Stable hydrazone-linked chiral covalent organic frameworks: Synthesis, modification, and chiral signal inversion from monomers

The designed synthesis of chiral covalent organic frameworks (COFs) featuring intriguing properties is fairly scant and remains a daunting synthetic challenge. Here we develop a de novo synthesis of an enantiomeric pair of 2D hydroxyl-functionalized hydrazone-linked chiral COFs, (S)- and (R)-HthBta-OH COFs, using enantiopure 2,5-bis(2-hydroxypropoxy)terephthalohydrazide (Hth) as monomers. The formation process of hydroxyl-functionalized chiral COFs was monitored using rigorous time-dependent PXRD, vibrational circular dichroism (VCD), and electronic circular dichroism (ECD) studies.

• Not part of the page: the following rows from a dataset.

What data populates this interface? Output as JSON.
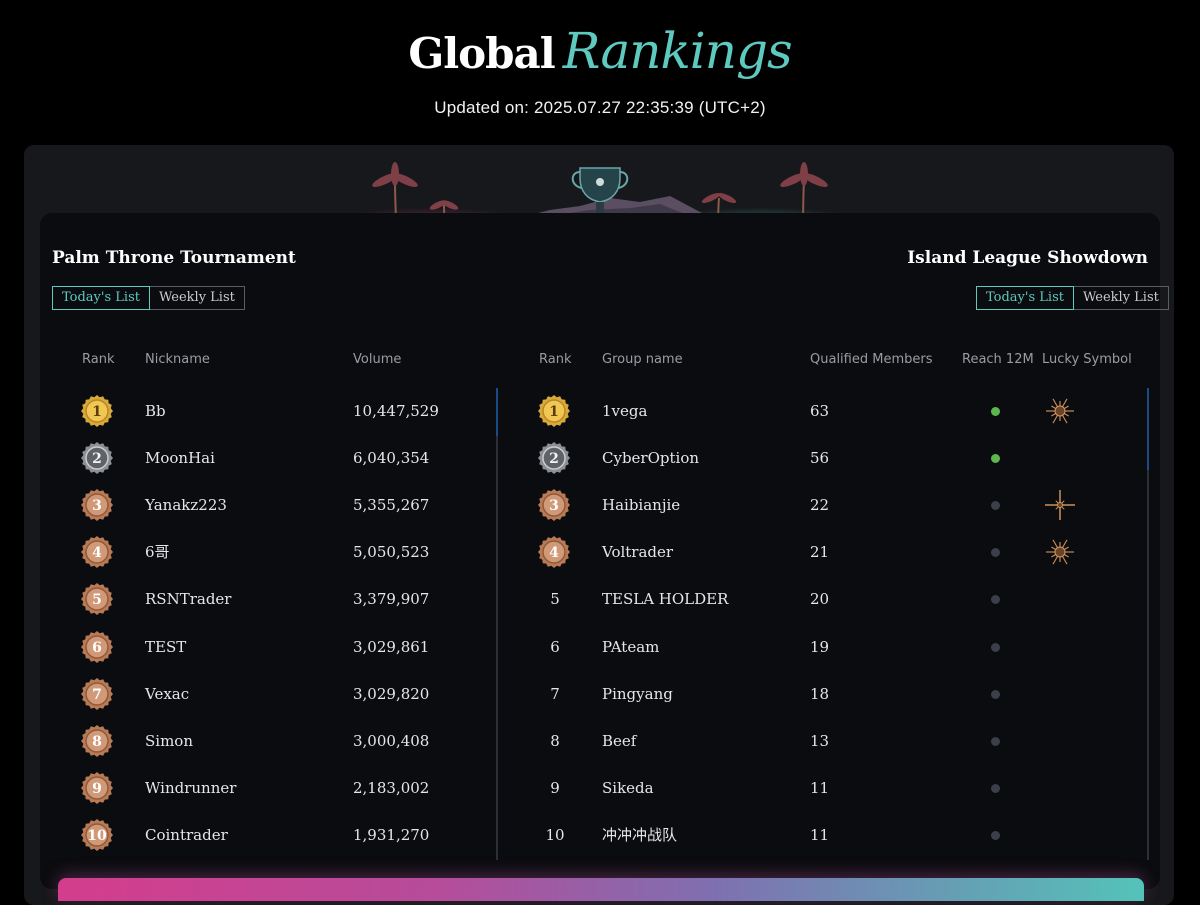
{
  "header": {
    "title_main": "Global",
    "title_accent": "Rankings",
    "updated": "Updated on: 2025.07.27 22:35:39 (UTC+2)"
  },
  "colors": {
    "accent": "#5ec9bf",
    "gold": "#d9a93a",
    "silver": "#8c8f94",
    "bronze": "#b97a56",
    "online": "#5cb84d",
    "offline": "#3a3f4a"
  },
  "left": {
    "title": "Palm Throne Tournament",
    "tabs": [
      {
        "label": "Today's List",
        "active": true
      },
      {
        "label": "Weekly List",
        "active": false
      }
    ],
    "columns": {
      "rank": "Rank",
      "nickname": "Nickname",
      "volume": "Volume"
    },
    "rows": [
      {
        "rank": "1",
        "medal": "gold",
        "nickname": "Bb",
        "volume": "10,447,529"
      },
      {
        "rank": "2",
        "medal": "silver",
        "nickname": "MoonHai",
        "volume": "6,040,354"
      },
      {
        "rank": "3",
        "medal": "bronze",
        "nickname": "Yanakz223",
        "volume": "5,355,267"
      },
      {
        "rank": "4",
        "medal": "bronze",
        "nickname": "6哥",
        "volume": "5,050,523"
      },
      {
        "rank": "5",
        "medal": "bronze",
        "nickname": "RSNTrader",
        "volume": "3,379,907"
      },
      {
        "rank": "6",
        "medal": "bronze",
        "nickname": "TEST",
        "volume": "3,029,861"
      },
      {
        "rank": "7",
        "medal": "bronze",
        "nickname": "Vexac",
        "volume": "3,029,820"
      },
      {
        "rank": "8",
        "medal": "bronze",
        "nickname": "Simon",
        "volume": "3,000,408"
      },
      {
        "rank": "9",
        "medal": "bronze",
        "nickname": "Windrunner",
        "volume": "2,183,002"
      },
      {
        "rank": "10",
        "medal": "bronze",
        "nickname": "Cointrader",
        "volume": "1,931,270"
      }
    ]
  },
  "right": {
    "title": "Island League Showdown",
    "tabs": [
      {
        "label": "Today's List",
        "active": true
      },
      {
        "label": "Weekly List",
        "active": false
      }
    ],
    "columns": {
      "rank": "Rank",
      "group": "Group name",
      "members": "Qualified Members",
      "reach": "Reach 12M",
      "lucky": "Lucky Symbol"
    },
    "rows": [
      {
        "rank": "1",
        "medal": "gold",
        "group": "1vega",
        "members": "63",
        "reach": true,
        "lucky": "sun-burst-icon"
      },
      {
        "rank": "2",
        "medal": "silver",
        "group": "CyberOption",
        "members": "56",
        "reach": true,
        "lucky": ""
      },
      {
        "rank": "3",
        "medal": "bronze",
        "group": "Haibianjie",
        "members": "22",
        "reach": false,
        "lucky": "star-burst-icon"
      },
      {
        "rank": "4",
        "medal": "bronze",
        "group": "Voltrader",
        "members": "21",
        "reach": false,
        "lucky": "sun-burst-icon"
      },
      {
        "rank": "5",
        "medal": "",
        "group": "TESLA HOLDER",
        "members": "20",
        "reach": false,
        "lucky": ""
      },
      {
        "rank": "6",
        "medal": "",
        "group": "PAteam",
        "members": "19",
        "reach": false,
        "lucky": ""
      },
      {
        "rank": "7",
        "medal": "",
        "group": "Pingyang",
        "members": "18",
        "reach": false,
        "lucky": ""
      },
      {
        "rank": "8",
        "medal": "",
        "group": "Beef",
        "members": "13",
        "reach": false,
        "lucky": ""
      },
      {
        "rank": "9",
        "medal": "",
        "group": "Sikeda",
        "members": "11",
        "reach": false,
        "lucky": ""
      },
      {
        "rank": "10",
        "medal": "",
        "group": "冲冲冲战队",
        "members": "11",
        "reach": false,
        "lucky": ""
      }
    ]
  }
}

Remarkably, VCD spectra indicated a unique chiral signal inversion from the positive Cotton effect of (S)-Hth monomer to the negative Cotton effect of (S)-HthBta-OH COF, which has never been reported in chiral COFs. Moreover, two unprecedented carboxyl-functionalized chiral COFs, (S)- and (R)-HthBta-COOH, were constructed by a post-synthetic modification of the corresponding hydroxyl chiral COFs with succinic anhydride. Notably, carboxyl-functionalized COFs retained homochirality and crystallinity without linker racemization and structural collapse after the chemical modification due to the chemically robust nature of pristine hydrazone-linked chiral COFs.